X: Jetzt hast du zum wiederholten Mal dein Alter angesprochen. Und mir ist das erst bei der Recherche so richtig klar geworden: Du wirst nächstes Jahr 50.
MP: (lacht) Komm, kann ich jetzt nicht erst mal 49 werden?
X: Natürlich. Aber du weißt schon, was ich meine. Das ist ja schon eine Hausnummer und viele Leute haben da regelrecht Angst davor. Meine Lady foppt mich mit meinen 47 auch ab und an und sagt, dass ich jetzt auch auf die 50 zugehe. Mir ist mein Alter völlig egal – wie ist das bei dir?
MP: Mir ist das eigentlich auch egal. Ich wache jetzt auch nicht morgens auf und denke als erstes boah, ich bin 48, sondern ich bin eben mit den Dingen beschäftigt, die ich halt so treibe. Aber es gibt halt schon Momente, in denen dir das anders gewahr wird. Ich denke da oft an ein Gedicht, in dem es heißt: „Meine Seele hat es eilig“. Ich habe einfach keine Zeit mehr, mich über Scheiße zu streiten! Ich weiß, bei mir ist’s weit über Halbzeit hinaus, ich habe keine Zeit mehr dafür, dass mir Sachen peinlich sein könnten. Wenn ich nicht irgendwann in ’ner Kiste liegen will und mir sagen ach, hätt ich doch’…, dann muss ich es halt jetzt machen, Mann! Weißt du, was ich meine?

X: Auf der kommenden Tour hast du im Vorprogramm die Sängerin Ela dabei. Die hat wohl mit ihrer ehemaligen Band Elaiza 2014 am ESC teilgenommen.
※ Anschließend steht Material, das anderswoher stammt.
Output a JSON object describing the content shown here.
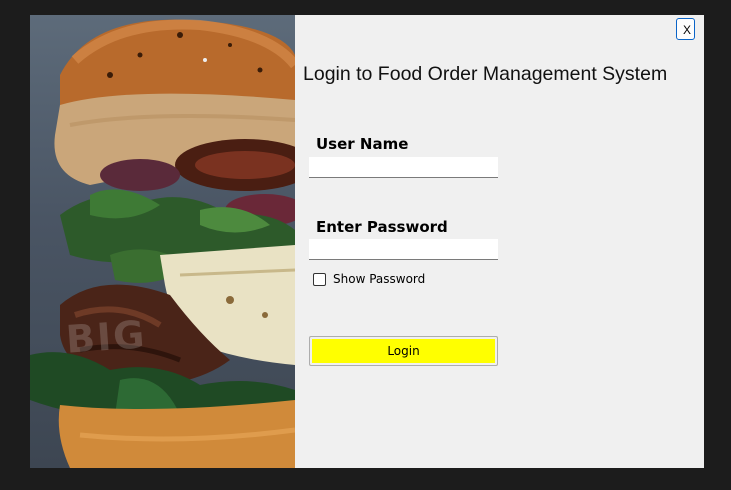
{
  "window": {
    "close_label": "X",
    "title": "Login to Food Order Management System"
  },
  "photo": {
    "watermark": "BIG"
  },
  "form": {
    "username_label": "User Name",
    "username_value": "",
    "password_label": "Enter Password",
    "password_value": "",
    "show_password_label": "Show Password",
    "show_password_checked": false,
    "login_label": "Login"
  },
  "colors": {
    "background": "#1c1c1c",
    "panel": "#f0f0f0",
    "login_button": "#ffff00",
    "close_border": "#0a64c8"
  },
  "icons": {
    "close": "close-icon",
    "checkbox": "checkbox-icon"
  }
}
Wie kam es denn dazu, dass du sie mit auf Tour nimmst?
MP: Ich wollte grad sagen „Da weißt Du mehr als ich!“ (lacht schallend)
X: Nee jetzt!?
MP: Ich sag’ dir, wie’s ist: Ich hab’ mir die nicht ausgesucht. Da kam jemand aus meinem Team auf mich zu und hat die vorgeschlagen. Und dann habe ich mir das angehört, fand es gut und jetzt kommt sie mit auf Tour. Mir ging es nur darum, ob das zu dem passt, was wir da machen: Kann ich mir vorstellen, danach aufzutreten, ist das eine gute Mischung – und das hat sich für mich richtig angefühlt!

X: Moses, wenn du die berühmte Fee treffen würdest und sie dir drei Wünsche gewähren würde... Was wären dein Wünsche?
MP: Ich wünschte mir mehr Mitgefühl unter den Menschen, weil ich glaube, dass sich dadurch ganz viele Probleme von selbst lösten. Meine anderen beiden Wünsche würde ich mir aufheben, bis ich gesehen habe, welche Früchte mein erster trägt.